On Guardian article on Xiaobo

Posted on December 15, 2010


Comment on this article http://www.guardian.co.uk/commentisfree/2010/dec/15/nobel-winner-liu-xiaobo-chinese-dissident

The most important issue addressed by the nobel prize is freedom of speech. Xiaobo has stood up for freedom of speech in a country where doing so can get you horribly tortured.

As for the article itself – beware cherry picking views and quotes, as you can make anyone seem to say anything by taking things out of context, especially after translation. Similarly painting people as black-or-white “champion of war, not peace” is just ridiculously simplistic analysis – I’m sure for instance the Chinese government aren’t in a hurry to start any wars, doesn’t make them nice people. I personally am for non-violence, but that doesn’t mean its impossible to make a case for wars on dictatorships – its just not that simple.

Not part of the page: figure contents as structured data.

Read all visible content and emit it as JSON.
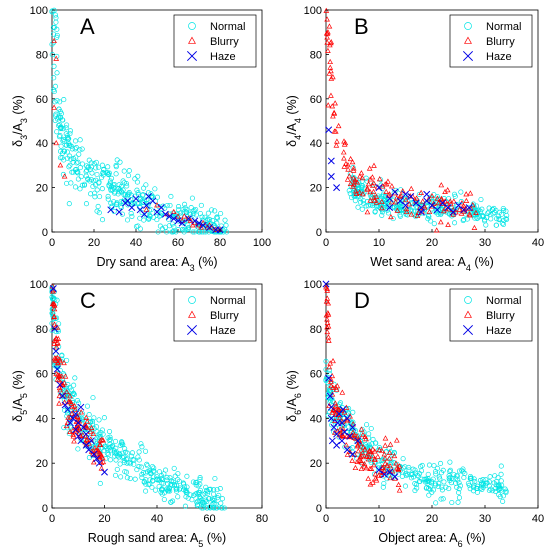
{
  "chart_data": [
    {
      "type": "scatter",
      "panel_label": "A",
      "xlabel": "Dry sand area: A",
      "xlabel_sub": "3",
      "xlabel_unit": " (%)",
      "ylabel": "δ",
      "ylabel_sub": "3",
      "ylabel_mid": "/A",
      "ylabel_sub2": "3",
      "ylabel_unit": " (%)",
      "xlim": [
        0,
        100
      ],
      "ylim": [
        0,
        100
      ],
      "xticks": [
        "0",
        "20",
        "40",
        "60",
        "80",
        "100"
      ],
      "yticks": [
        "0",
        "20",
        "40",
        "60",
        "80",
        "100"
      ],
      "legend_position": "top-right",
      "series": [
        {
          "name": "Normal",
          "color": "#00e5e5",
          "marker": "circle",
          "trend": [
            [
              0,
              100
            ],
            [
              1,
              85
            ],
            [
              2,
              62
            ],
            [
              4,
              46
            ],
            [
              8,
              34
            ],
            [
              15,
              27
            ],
            [
              25,
              21
            ],
            [
              35,
              16
            ],
            [
              45,
              12
            ],
            [
              55,
              8
            ],
            [
              62,
              6
            ],
            [
              70,
              4
            ],
            [
              78,
              2
            ],
            [
              82,
              0
            ]
          ],
          "count": 420,
          "spread": 7
        },
        {
          "name": "Blurry",
          "color": "#ff0000",
          "marker": "triangle",
          "points": [
            [
              1,
              86
            ],
            [
              2,
              78
            ],
            [
              1,
              56
            ],
            [
              2,
              40
            ],
            [
              4,
              30
            ],
            [
              6,
              25
            ],
            [
              45,
              10
            ],
            [
              50,
              12
            ],
            [
              55,
              8
            ],
            [
              60,
              7
            ],
            [
              62,
              5
            ],
            [
              65,
              6
            ],
            [
              68,
              4
            ],
            [
              70,
              3
            ],
            [
              72,
              4
            ],
            [
              74,
              2
            ],
            [
              76,
              2
            ],
            [
              78,
              1
            ],
            [
              80,
              1
            ],
            [
              66,
              5
            ],
            [
              58,
              9
            ],
            [
              63,
              7
            ],
            [
              67,
              3
            ],
            [
              71,
              2
            ],
            [
              75,
              3
            ]
          ]
        },
        {
          "name": "Haze",
          "color": "#0000e5",
          "marker": "x",
          "points": [
            [
              28,
              10
            ],
            [
              32,
              9
            ],
            [
              35,
              13
            ],
            [
              38,
              11
            ],
            [
              40,
              15
            ],
            [
              42,
              10
            ],
            [
              45,
              12
            ],
            [
              48,
              14
            ],
            [
              50,
              9
            ],
            [
              52,
              11
            ],
            [
              54,
              8
            ],
            [
              56,
              7
            ],
            [
              58,
              6
            ],
            [
              60,
              5
            ],
            [
              62,
              4
            ],
            [
              65,
              6
            ],
            [
              68,
              5
            ],
            [
              70,
              4
            ],
            [
              72,
              3
            ],
            [
              75,
              2
            ],
            [
              78,
              1
            ],
            [
              80,
              1
            ],
            [
              46,
              16
            ],
            [
              36,
              14
            ],
            [
              44,
              8
            ]
          ]
        }
      ]
    },
    {
      "type": "scatter",
      "panel_label": "B",
      "xlabel": "Wet sand area: A",
      "xlabel_sub": "4",
      "xlabel_unit": " (%)",
      "ylabel": "δ",
      "ylabel_sub": "4",
      "ylabel_mid": "/A",
      "ylabel_sub2": "4",
      "ylabel_unit": " (%)",
      "xlim": [
        0,
        40
      ],
      "ylim": [
        0,
        100
      ],
      "xticks": [
        "0",
        "10",
        "20",
        "30",
        "40"
      ],
      "yticks": [
        "0",
        "20",
        "40",
        "60",
        "80",
        "100"
      ],
      "legend_position": "top-right",
      "series": [
        {
          "name": "Normal",
          "color": "#00e5e5",
          "marker": "circle",
          "trend": [
            [
              5,
              20
            ],
            [
              8,
              16
            ],
            [
              12,
              14
            ],
            [
              16,
              12
            ],
            [
              20,
              11
            ],
            [
              25,
              10
            ],
            [
              30,
              8
            ],
            [
              34,
              7
            ]
          ],
          "count": 320,
          "spread": 4
        },
        {
          "name": "Blurry",
          "color": "#ff0000",
          "marker": "triangle",
          "trend": [
            [
              0,
              98
            ],
            [
              0.5,
              80
            ],
            [
              1,
              62
            ],
            [
              2,
              48
            ],
            [
              3,
              38
            ],
            [
              4,
              30
            ],
            [
              6,
              24
            ],
            [
              8,
              19
            ],
            [
              12,
              15
            ],
            [
              16,
              13
            ],
            [
              20,
              12
            ],
            [
              25,
              11
            ],
            [
              28,
              10
            ]
          ],
          "count": 160,
          "spread": 6
        },
        {
          "name": "Haze",
          "color": "#0000e5",
          "marker": "x",
          "points": [
            [
              0.5,
              46
            ],
            [
              1,
              32
            ],
            [
              1,
              25
            ],
            [
              2,
              20
            ],
            [
              10,
              20
            ],
            [
              12,
              15
            ],
            [
              13,
              18
            ],
            [
              14,
              14
            ],
            [
              15,
              12
            ],
            [
              16,
              16
            ],
            [
              17,
              13
            ],
            [
              18,
              11
            ],
            [
              19,
              14
            ],
            [
              20,
              12
            ],
            [
              21,
              10
            ],
            [
              22,
              13
            ],
            [
              23,
              11
            ],
            [
              24,
              9
            ],
            [
              25,
              12
            ],
            [
              26,
              10
            ],
            [
              27,
              11
            ],
            [
              15,
              17
            ],
            [
              19,
              17
            ],
            [
              12,
              11
            ],
            [
              18,
              9
            ]
          ]
        }
      ]
    },
    {
      "type": "scatter",
      "panel_label": "C",
      "xlabel": "Rough sand area: A",
      "xlabel_sub": "5",
      "xlabel_unit": " (%)",
      "ylabel": "δ",
      "ylabel_sub": "5",
      "ylabel_mid": "/A",
      "ylabel_sub2": "5",
      "ylabel_unit": " (%)",
      "xlim": [
        0,
        80
      ],
      "ylim": [
        0,
        100
      ],
      "xticks": [
        "0",
        "20",
        "40",
        "60",
        "80"
      ],
      "yticks": [
        "0",
        "20",
        "40",
        "60",
        "80",
        "100"
      ],
      "legend_position": "top-right",
      "series": [
        {
          "name": "Normal",
          "color": "#00e5e5",
          "marker": "circle",
          "trend": [
            [
              0,
              100
            ],
            [
              1,
              85
            ],
            [
              2,
              70
            ],
            [
              4,
              55
            ],
            [
              7,
              45
            ],
            [
              12,
              36
            ],
            [
              20,
              28
            ],
            [
              30,
              20
            ],
            [
              40,
              13
            ],
            [
              50,
              8
            ],
            [
              60,
              4
            ],
            [
              65,
              2
            ]
          ],
          "count": 420,
          "spread": 6
        },
        {
          "name": "Blurry",
          "color": "#ff0000",
          "marker": "triangle",
          "trend": [
            [
              0,
              100
            ],
            [
              0.5,
              90
            ],
            [
              1,
              78
            ],
            [
              2,
              65
            ],
            [
              3,
              55
            ],
            [
              5,
              48
            ],
            [
              8,
              40
            ],
            [
              12,
              33
            ],
            [
              16,
              27
            ],
            [
              20,
              22
            ]
          ],
          "count": 130,
          "spread": 7
        },
        {
          "name": "Haze",
          "color": "#0000e5",
          "marker": "x",
          "points": [
            [
              0.5,
              98
            ],
            [
              1,
              80
            ],
            [
              1.5,
              70
            ],
            [
              2,
              62
            ],
            [
              3,
              55
            ],
            [
              4,
              50
            ],
            [
              5,
              46
            ],
            [
              6,
              44
            ],
            [
              8,
              40
            ],
            [
              9,
              35
            ],
            [
              10,
              32
            ],
            [
              11,
              30
            ],
            [
              12,
              36
            ],
            [
              13,
              28
            ],
            [
              14,
              26
            ],
            [
              15,
              30
            ],
            [
              16,
              24
            ],
            [
              18,
              20
            ],
            [
              20,
              16
            ],
            [
              7,
              38
            ],
            [
              9,
              42
            ],
            [
              11,
              45
            ],
            [
              10,
              38
            ],
            [
              13,
              33
            ],
            [
              17,
              22
            ]
          ]
        }
      ]
    },
    {
      "type": "scatter",
      "panel_label": "D",
      "xlabel": "Object area: A",
      "xlabel_sub": "6",
      "xlabel_unit": " (%)",
      "ylabel": "δ",
      "ylabel_sub": "6",
      "ylabel_mid": "/A",
      "ylabel_sub2": "6",
      "ylabel_unit": " (%)",
      "xlim": [
        0,
        40
      ],
      "ylim": [
        0,
        100
      ],
      "xticks": [
        "0",
        "10",
        "20",
        "30",
        "40"
      ],
      "yticks": [
        "0",
        "20",
        "40",
        "60",
        "80",
        "100"
      ],
      "legend_position": "top-right",
      "series": [
        {
          "name": "Normal",
          "color": "#00e5e5",
          "marker": "circle",
          "trend": [
            [
              0,
              60
            ],
            [
              1,
              48
            ],
            [
              2,
              42
            ],
            [
              4,
              36
            ],
            [
              6,
              30
            ],
            [
              8,
              25
            ],
            [
              10,
              21
            ],
            [
              14,
              17
            ],
            [
              18,
              14
            ],
            [
              22,
              12
            ],
            [
              26,
              11
            ],
            [
              30,
              10
            ],
            [
              34,
              9
            ]
          ],
          "count": 360,
          "spread": 5
        },
        {
          "name": "Blurry",
          "color": "#ff0000",
          "marker": "triangle",
          "trend": [
            [
              0,
              100
            ],
            [
              0.3,
              85
            ],
            [
              0.6,
              70
            ],
            [
              1,
              55
            ],
            [
              2,
              42
            ],
            [
              3,
              36
            ],
            [
              4,
              32
            ],
            [
              6,
              25
            ],
            [
              8,
              22
            ],
            [
              10,
              20
            ],
            [
              12,
              18
            ],
            [
              14,
              16
            ]
          ],
          "count": 160,
          "spread": 7
        },
        {
          "name": "Haze",
          "color": "#0000e5",
          "marker": "x",
          "points": [
            [
              0,
              100
            ],
            [
              0.5,
              58
            ],
            [
              1,
              45
            ],
            [
              1,
              40
            ],
            [
              1.5,
              36
            ],
            [
              2,
              33
            ],
            [
              2,
              28
            ],
            [
              2.5,
              42
            ],
            [
              3,
              38
            ],
            [
              3,
              30
            ],
            [
              3.5,
              34
            ],
            [
              4,
              40
            ],
            [
              4,
              26
            ],
            [
              4.5,
              32
            ],
            [
              5,
              36
            ],
            [
              5,
              24
            ],
            [
              6,
              30
            ],
            [
              0.8,
              50
            ],
            [
              1.2,
              30
            ],
            [
              2.2,
              38
            ],
            [
              3.2,
              44
            ],
            [
              10,
              17
            ],
            [
              11,
              15
            ],
            [
              12,
              16
            ],
            [
              13,
              14
            ]
          ]
        }
      ]
    }
  ]
}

In short, this article leans heavily on the side of anti-Xiaobo rhetoric rather than critical analysis. I’m sure its possible to make a supported criticism of this man, but this article isn’t it.

The nobel prize is vital at this time when every power is kowtowing to China, much in the way they (used) to do it to the US, and in the process throwing all human rights considerations out of the window. The US has done terrible things, but that doesn’t make it somehow ok for China to get away with worse ones.

Lets remember a few things: Tibet, Inner Mongolia, and Xinjiang are heavily repressed, largely under a media blackout, and anyone there calling for autonomy risks torture and execution. Dissidents across china risk being sent for “re-education”. Industrial products for export are made in forced labor camps. History is something decided by the Party. Censorship is routine. And so on.

But most importantly, pointing out any of these things gets you branded by the Chinese government as evil and imperialist (the most ironic accusation, given that the occupation of Tibet is justified by saying it was always part of the Chinese Empire).
Similarly pointing out the failings of western governments (which is what people do at this point) doesn’t get you out of any of this – America could be run by Beelzebub himself and still none of China’s abuses would be ok. (just because you’re critical of China, doesn’t mean you’re not critical of everyone else, a point which seems to get forgotten too often).